Tawadros also does a fine line in comedy in his introductions. Artist David Shrigley has said “it’s difficult in the serious world of fine art to have a comic voice. People just find it really confusing: irony is one thing but outright comedy is another”. However, Tawadros’ comic interludes are genuinely entertaining and often revealing. His humour and self-deprecation are disarming, if occasionally in danger of asking us to take him less seriously, which would do him a great injustice. Yet he manages to gently challenge expectations of image, accent and culture, through his jokes about his own Australian accent, and he even treated us to brief versions of Land of Hope and Glory and Rule Britannia with added quartertones – surely a cheekily knowing challenge to their nationalistic, flag-waving associations. A vision in orange and black – apparently this was a debut for his latest, bright orange fez – his presence alone on the expansive Cadogan Hall stage, with only his beautiful oud to hide behind, was as captivating as his performance.

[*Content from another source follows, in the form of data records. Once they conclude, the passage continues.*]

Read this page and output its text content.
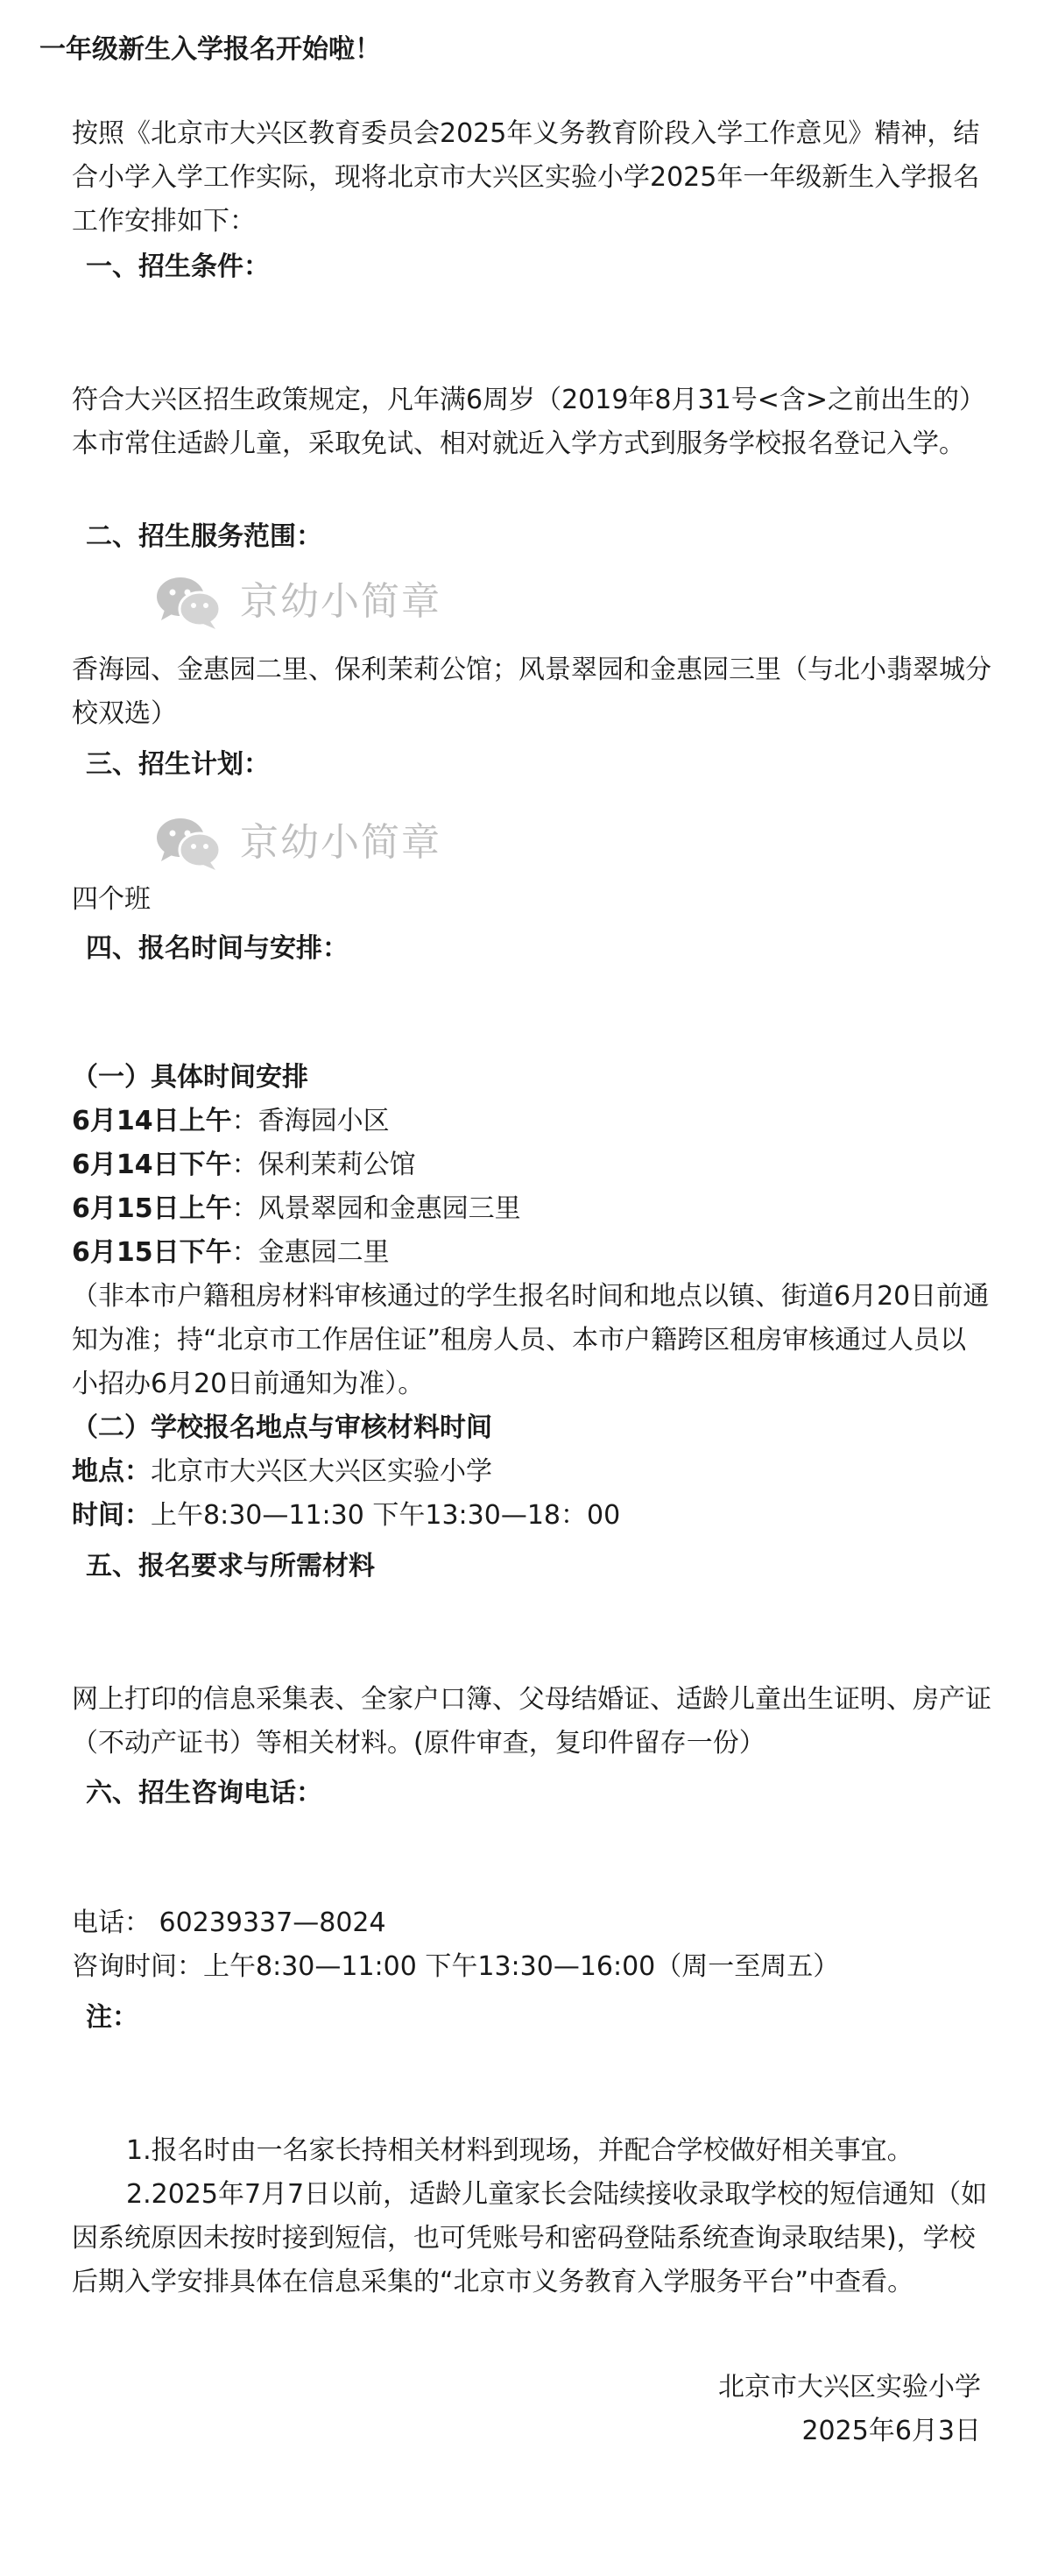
一年级新生入学报名开始啦！
按照《北京市大兴区教育委员会2025年义务教育阶段入学工作意见》精神，结合小学入学工作实际，现将北京市大兴区实验小学2025年一年级新生入学报名工作安排如下：
一、招生条件：
符合大兴区招生政策规定，凡年满6周岁（2019年8月31号<含>之前出生的）本市常住适龄儿童，采取免试、相对就近入学方式到服务学校报名登记入学。
二、招生服务范围：
京幼小简章
香海园、金惠园二里、保利茉莉公馆；风景翠园和金惠园三里（与北小翡翠城分校双选）
三、招生计划：
京幼小简章
四个班
四、报名时间与安排：
（一）具体时间安排
6月14日上午：香海园小区
6月14日下午：保利茉莉公馆
6月15日上午：风景翠园和金惠园三里
6月15日下午：金惠园二里
（非本市户籍租房材料审核通过的学生报名时间和地点以镇、街道6月20日前通知为准；持“北京市工作居住证”租房人员、本市户籍跨区租房审核通过人员以小招办6月20日前通知为准）。
（二）学校报名地点与审核材料时间
地点：北京市大兴区大兴区实验小学
时间：上午8:30—11:30 下午13:30—18：00
五、报名要求与所需材料
网上打印的信息采集表、全家户口簿、父母结婚证、适龄儿童出生证明、房产证（不动产证书）等相关材料。(原件审查，复印件留存一份）
六、招生咨询电话：
电话： 60239337—8024
咨询时间：上午8:30—11:00 下午13:30—16:00（周一至周五）
注：
1.报名时由一名家长持相关材料到现场，并配合学校做好相关事宜。
2.2025年7月7日以前，适龄儿童家长会陆续接收录取学校的短信通知（如因系统原因未按时接到短信，也可凭账号和密码登陆系统查询录取结果)，学校后期入学安排具体在信息采集的“北京市义务教育入学服务平台”中查看。
北京市大兴区实验小学
2025年6月3日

Yet there were moments of import and passion too, such as his introduction to Heal, in which he offered the audience the opportunity to reflect on those that have been important to us, and those that perhaps we have lost. He also included a plea for compassion for people who are “doing it tough” (struggling), both in this country and elsewhere. With this in mind, the repeated patterns and simple melody took on an especially meditative and contemplative quality, and the singing melody took on a particularly poignant, improvisatory feel, with Tawadros holding us in the extended silence at the end. He also said of his Permission to Evaporate, written following the death of both of his parents, that it invoked the feeling of wanting to escape the familiar following the loss of loved ones, and the sad, winding melody over a simple bass pattern, varied through repetition was indeed transcendent.